INTRODUCTION
Currently, kidney transplantation faces challenges related not only to the growing prevalence of end-stage kidney disease (ESKD) but also to the aging of the population. It is the best therapeutic option for selected patients with ESKD, with proven benefits in mortality and quality of life. However, elderly ESKD patients are more disadvantaged by their medical complications and lower predicted post-transplant survival, which makes their access to transplantation still limited.1 Living kidney donation, including from older living donors, provides benefits for all transplant candidates, and, especially for older ones, can be the only chance to get transplanted.2 Although older age is not a contraindication for donation, the acceptance remains controversial due to the high incidence of comorbidities, greater risk of surgical complications in the donor, and possible lower graft survival in the recipient.1,2
We report a case of living kidney transplantation between an older donor and recipient, both over 70 years old, who evolved to a stage 3 chronic kidney disease (CKD), without proteinuria, hypertension, or other complications in the post-transplant period.
CASE REPORT
A 71-year-old Caucasian female with CKD secondary to autosomal dominant polycystic kidney disease underwent a living kidney transplant from her older sister in 2018. The patient was on a regular hemodialysis program for 14 months and she had a personal relevant history of right hemicolectomy for a colon malignancy (T3, N0, Mx, R0) over six years ago, with no signs of recurrence at the time of transplantation. There was no need for chemo or radiotherapy. She also had a history of chronic gastritis and dyslipidemia. As sensitizing events she had two pregnancies and transfusion of red cell concentrates in the postoperative period of hemicolectomy (calculated panel reactive antibody (PRAc): 0%). The candidate was submitted to a right nephrectomy two months before transplantation, without complications.
The living donor was her older sister, a 76-year-old Caucasian female, without kidney disease, hypertension, diabetes mellitus, cancer history, or other comorbidities that would contraindicate donation.

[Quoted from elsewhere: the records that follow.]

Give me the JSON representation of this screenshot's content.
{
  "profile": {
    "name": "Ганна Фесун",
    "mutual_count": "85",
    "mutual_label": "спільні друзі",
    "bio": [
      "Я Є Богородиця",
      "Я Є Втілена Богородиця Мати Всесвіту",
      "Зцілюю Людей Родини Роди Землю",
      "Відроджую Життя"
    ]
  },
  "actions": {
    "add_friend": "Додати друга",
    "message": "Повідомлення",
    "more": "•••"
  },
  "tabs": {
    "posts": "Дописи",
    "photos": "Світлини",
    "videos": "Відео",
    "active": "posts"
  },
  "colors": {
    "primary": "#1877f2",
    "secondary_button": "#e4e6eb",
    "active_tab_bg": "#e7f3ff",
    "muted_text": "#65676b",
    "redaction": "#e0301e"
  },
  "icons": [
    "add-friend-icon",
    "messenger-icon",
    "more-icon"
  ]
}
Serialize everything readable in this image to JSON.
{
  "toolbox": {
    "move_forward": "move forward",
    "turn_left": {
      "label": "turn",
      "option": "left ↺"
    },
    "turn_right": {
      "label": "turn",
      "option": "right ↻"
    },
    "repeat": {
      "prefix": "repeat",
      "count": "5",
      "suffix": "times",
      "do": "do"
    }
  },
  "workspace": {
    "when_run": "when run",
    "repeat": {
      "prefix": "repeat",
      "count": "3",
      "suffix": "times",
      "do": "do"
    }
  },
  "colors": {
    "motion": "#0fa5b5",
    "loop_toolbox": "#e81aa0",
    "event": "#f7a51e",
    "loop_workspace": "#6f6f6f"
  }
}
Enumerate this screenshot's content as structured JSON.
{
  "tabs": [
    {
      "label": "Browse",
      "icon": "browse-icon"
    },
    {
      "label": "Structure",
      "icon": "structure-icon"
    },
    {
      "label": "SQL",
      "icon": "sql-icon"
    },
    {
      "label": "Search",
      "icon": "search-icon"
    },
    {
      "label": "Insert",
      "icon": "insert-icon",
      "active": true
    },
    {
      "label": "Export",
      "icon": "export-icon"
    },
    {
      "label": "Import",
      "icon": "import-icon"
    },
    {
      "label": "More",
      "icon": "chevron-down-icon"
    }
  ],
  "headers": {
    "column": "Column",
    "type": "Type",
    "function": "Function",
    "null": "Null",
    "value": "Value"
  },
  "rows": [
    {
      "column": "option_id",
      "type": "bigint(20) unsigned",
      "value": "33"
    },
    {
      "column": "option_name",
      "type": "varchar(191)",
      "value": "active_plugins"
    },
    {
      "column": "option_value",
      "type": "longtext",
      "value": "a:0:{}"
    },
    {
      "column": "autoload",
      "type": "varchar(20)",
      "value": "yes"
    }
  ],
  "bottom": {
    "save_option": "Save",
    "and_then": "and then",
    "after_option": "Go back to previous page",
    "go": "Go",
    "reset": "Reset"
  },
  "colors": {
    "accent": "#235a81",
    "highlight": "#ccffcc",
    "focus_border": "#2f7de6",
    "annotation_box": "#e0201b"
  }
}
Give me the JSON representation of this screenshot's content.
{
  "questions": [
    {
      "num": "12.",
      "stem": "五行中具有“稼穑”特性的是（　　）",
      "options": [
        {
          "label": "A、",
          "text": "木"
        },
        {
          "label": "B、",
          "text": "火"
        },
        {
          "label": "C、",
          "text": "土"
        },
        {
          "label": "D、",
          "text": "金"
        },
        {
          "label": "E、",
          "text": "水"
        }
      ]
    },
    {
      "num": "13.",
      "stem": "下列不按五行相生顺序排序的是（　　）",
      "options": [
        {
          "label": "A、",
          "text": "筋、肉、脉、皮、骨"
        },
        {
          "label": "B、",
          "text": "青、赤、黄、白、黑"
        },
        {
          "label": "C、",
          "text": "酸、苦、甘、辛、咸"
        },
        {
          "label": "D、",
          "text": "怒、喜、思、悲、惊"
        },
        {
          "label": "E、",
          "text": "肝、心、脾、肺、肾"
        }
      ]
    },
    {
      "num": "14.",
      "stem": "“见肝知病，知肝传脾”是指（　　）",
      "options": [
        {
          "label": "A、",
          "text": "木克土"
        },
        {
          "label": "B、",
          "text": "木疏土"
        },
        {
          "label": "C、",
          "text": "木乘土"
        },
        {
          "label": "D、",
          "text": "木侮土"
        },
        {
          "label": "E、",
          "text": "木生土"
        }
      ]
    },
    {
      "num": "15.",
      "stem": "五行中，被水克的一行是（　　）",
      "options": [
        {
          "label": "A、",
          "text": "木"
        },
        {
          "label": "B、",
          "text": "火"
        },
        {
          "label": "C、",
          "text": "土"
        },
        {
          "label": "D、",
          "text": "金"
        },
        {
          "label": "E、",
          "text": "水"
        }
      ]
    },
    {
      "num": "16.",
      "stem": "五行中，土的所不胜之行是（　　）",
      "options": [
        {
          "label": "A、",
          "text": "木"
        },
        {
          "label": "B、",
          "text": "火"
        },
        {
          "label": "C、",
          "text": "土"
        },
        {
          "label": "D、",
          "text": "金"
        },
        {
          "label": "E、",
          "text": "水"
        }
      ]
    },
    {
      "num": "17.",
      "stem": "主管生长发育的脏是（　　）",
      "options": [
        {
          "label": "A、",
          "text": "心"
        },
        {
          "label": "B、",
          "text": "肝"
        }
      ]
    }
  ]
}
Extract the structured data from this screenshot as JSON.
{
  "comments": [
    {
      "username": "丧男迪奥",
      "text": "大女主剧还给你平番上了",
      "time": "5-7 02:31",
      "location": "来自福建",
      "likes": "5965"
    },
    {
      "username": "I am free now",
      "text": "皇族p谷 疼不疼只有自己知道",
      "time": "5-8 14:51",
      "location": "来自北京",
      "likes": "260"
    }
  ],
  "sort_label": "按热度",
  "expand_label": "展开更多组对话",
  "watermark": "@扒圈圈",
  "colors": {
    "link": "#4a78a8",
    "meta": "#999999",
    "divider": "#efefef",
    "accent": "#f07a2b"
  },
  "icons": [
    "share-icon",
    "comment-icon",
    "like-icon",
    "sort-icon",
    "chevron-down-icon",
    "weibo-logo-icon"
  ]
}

The pre-donation urinalysis revealed no erythrocyturia (red blood cells 0-2/high power field) and insignificant proteinuria was confirmed by 24 hours urine analysis (130 mg/24h). The abdominal and pelvic computerized tomography excluded polycystic disease, showing “kidneys in usual topography, normal dimensions and morphology with smooth contour”. The pre-donation cystatin-C (cyst-C) was 1.06 mg/L and serum creatinine (SCr) was 0.93 mg/dL (estimated glomerular filtration rate (eGFR) calculated by CKD-EPI (Chronic Kidney Disease Epidemiology Collaboration) creatinine-cystatin C (creat/cyst) equation of 67 mL/min/1.73 m2). DTPA technetium-99 renogram showed a left kidney differential function of 46.8% (24.3 mL/nn) and a right kidney differential function of 53.2% (27.7 mL/nn). The risk of ESKD pre-donation calculated by ESRD Risk Tool for Kidney Donor Candidates was 0.06%.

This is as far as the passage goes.